Virginia Tech is allowing students to drop classes without penalty or to accept their current grades if they want to spend the rest of the year at their parents' homes grieving last week's campus massacre.

But whatever decisions they make academically, many students say they will do their mourning on campus — and that they can't imagine staying away now.

"Is it overstating it to say that students and faculty at Virginia Tech want to take their school back?" Smith asked Shryock.

"Oh, there's no doubt about that. There's no doubt. And we will. And we will," the foreign languages chairman replied.

Virginia Tech officials say victims' families are their top priority.
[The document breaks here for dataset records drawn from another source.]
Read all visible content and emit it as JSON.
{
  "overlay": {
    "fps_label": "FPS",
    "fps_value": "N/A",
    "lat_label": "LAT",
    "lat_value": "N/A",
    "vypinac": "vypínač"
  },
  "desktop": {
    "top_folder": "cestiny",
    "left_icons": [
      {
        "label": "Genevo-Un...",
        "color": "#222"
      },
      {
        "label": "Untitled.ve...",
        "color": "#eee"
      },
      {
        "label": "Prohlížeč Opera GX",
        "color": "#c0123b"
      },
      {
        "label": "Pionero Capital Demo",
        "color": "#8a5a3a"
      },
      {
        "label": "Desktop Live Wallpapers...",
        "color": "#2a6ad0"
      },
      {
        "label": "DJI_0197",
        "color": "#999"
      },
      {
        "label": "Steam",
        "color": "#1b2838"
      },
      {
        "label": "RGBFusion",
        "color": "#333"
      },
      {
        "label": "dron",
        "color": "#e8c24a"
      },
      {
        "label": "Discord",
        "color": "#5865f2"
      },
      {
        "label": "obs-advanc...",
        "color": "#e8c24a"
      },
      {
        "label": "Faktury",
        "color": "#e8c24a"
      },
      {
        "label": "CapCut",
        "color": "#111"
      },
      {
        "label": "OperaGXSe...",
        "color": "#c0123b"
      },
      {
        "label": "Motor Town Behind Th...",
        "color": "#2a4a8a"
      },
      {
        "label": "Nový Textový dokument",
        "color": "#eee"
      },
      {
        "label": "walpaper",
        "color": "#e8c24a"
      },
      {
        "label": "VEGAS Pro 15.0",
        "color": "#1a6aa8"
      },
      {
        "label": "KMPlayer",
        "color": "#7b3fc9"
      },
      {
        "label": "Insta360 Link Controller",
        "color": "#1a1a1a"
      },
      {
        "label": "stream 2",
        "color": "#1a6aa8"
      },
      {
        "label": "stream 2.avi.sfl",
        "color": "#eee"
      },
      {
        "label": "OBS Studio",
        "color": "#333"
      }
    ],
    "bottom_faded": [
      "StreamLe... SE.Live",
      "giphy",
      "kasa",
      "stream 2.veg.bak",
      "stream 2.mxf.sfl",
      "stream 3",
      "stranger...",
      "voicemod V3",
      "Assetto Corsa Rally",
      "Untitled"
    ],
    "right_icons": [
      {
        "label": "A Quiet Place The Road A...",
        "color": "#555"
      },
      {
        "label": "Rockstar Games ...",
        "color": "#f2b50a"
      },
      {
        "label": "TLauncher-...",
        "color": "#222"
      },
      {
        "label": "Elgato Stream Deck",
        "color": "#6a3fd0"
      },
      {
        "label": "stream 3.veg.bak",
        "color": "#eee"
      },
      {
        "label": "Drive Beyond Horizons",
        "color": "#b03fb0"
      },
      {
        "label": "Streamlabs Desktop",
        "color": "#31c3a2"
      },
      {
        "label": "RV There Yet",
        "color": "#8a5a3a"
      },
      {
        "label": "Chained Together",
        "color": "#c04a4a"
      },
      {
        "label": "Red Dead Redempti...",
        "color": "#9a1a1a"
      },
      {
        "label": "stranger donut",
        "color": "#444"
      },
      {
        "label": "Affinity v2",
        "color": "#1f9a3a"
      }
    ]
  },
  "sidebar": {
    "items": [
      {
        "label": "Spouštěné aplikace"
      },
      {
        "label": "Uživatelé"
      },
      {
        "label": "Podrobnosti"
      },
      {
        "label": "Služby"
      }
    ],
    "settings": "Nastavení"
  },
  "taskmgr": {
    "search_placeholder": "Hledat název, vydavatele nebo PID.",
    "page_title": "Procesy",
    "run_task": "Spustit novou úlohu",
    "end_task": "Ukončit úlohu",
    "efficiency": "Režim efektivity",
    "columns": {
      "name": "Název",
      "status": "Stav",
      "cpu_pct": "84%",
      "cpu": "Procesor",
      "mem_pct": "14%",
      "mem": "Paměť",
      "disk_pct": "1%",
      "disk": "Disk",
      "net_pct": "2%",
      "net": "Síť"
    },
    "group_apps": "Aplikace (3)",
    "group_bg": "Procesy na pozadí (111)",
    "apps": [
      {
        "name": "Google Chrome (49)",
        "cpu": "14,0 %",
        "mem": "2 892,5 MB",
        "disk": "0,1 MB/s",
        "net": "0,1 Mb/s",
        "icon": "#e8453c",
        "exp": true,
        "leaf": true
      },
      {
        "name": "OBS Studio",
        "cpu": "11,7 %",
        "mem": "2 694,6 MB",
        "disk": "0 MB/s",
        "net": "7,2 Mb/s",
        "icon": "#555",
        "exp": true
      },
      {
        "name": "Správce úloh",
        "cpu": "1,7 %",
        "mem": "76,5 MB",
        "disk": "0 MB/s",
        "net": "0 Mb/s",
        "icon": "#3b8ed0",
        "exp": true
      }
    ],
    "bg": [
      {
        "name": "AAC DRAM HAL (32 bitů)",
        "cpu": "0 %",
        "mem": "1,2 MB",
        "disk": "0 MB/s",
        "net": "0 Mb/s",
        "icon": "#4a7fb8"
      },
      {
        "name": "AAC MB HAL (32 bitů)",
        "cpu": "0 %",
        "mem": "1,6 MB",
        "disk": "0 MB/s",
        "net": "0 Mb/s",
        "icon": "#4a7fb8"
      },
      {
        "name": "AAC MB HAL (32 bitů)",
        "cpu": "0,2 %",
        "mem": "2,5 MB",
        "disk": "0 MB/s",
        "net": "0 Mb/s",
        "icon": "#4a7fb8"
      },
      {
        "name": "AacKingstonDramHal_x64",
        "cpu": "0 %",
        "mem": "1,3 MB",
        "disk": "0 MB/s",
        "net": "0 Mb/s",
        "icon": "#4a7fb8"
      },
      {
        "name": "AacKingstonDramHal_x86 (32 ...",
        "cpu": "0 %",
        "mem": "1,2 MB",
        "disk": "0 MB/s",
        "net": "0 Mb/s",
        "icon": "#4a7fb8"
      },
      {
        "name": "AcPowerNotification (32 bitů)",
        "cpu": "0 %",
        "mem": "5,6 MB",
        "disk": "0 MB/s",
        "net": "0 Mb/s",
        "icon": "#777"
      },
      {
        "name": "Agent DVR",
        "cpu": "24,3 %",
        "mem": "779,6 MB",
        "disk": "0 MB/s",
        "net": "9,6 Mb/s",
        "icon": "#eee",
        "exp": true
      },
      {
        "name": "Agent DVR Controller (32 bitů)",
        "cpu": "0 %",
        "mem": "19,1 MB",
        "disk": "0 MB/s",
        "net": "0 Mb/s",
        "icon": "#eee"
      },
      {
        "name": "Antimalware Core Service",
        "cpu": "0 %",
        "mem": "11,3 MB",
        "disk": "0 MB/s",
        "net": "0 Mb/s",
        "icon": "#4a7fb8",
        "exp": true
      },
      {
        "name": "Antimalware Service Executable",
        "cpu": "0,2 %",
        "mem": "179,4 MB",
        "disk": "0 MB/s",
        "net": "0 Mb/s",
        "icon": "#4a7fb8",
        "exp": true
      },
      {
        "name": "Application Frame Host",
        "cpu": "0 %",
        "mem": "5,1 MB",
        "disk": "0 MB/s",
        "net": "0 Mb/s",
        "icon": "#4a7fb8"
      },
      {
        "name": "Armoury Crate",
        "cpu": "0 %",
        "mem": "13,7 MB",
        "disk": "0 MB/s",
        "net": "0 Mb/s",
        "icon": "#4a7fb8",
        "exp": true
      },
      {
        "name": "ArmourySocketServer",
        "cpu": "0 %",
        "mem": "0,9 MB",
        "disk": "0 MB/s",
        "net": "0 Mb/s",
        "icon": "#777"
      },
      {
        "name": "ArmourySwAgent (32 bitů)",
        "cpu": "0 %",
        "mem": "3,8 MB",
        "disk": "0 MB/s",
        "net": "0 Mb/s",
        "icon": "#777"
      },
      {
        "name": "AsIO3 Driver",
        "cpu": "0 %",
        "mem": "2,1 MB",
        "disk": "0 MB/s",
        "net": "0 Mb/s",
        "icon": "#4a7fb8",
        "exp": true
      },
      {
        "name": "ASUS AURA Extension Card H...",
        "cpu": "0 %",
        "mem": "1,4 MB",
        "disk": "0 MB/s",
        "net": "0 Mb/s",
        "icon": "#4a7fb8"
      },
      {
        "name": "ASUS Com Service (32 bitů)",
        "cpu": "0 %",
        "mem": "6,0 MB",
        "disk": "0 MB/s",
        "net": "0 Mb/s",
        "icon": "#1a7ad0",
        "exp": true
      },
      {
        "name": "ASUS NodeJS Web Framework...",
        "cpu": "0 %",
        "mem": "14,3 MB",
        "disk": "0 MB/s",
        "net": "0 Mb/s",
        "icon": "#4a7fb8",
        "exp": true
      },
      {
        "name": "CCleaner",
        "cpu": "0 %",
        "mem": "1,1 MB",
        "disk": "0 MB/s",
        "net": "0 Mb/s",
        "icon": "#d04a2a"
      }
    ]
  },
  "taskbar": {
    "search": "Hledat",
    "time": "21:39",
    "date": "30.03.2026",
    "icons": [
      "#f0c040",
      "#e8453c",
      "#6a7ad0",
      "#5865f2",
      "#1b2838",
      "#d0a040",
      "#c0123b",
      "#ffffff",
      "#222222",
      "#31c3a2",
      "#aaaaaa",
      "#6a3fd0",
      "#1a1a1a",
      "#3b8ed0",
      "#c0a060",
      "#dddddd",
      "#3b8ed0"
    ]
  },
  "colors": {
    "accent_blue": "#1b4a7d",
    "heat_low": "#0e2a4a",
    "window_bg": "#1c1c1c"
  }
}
They have been given a private e-mail address and direct phone number for school president Charles Steger.

State police investigators still have not connected Cho to his victims but were reviewing data, including Cho's computer files, looking for such a connection.

"We're going back to the hard drives," state police spokeswoman Corinne Geller said. "They're still in the processing and analysis stage."

Police have pulled from the university server all e-mails to and from Cho, as well as e-mails to and from Hilscher, the first victim, according to court documents filed Monday. Police also recovered other e-mail logs and Cho's personal cell phone records.

A Virginia Tech freshman who survived last week's campus massacre was killed in a car crash, his father said Sunday.

Jeff Soriano died from his injuries Friday in a Norfolk, Va., hospital after he was pulled from the wreckage of his burning vehicle, police said. He had been an engineering student.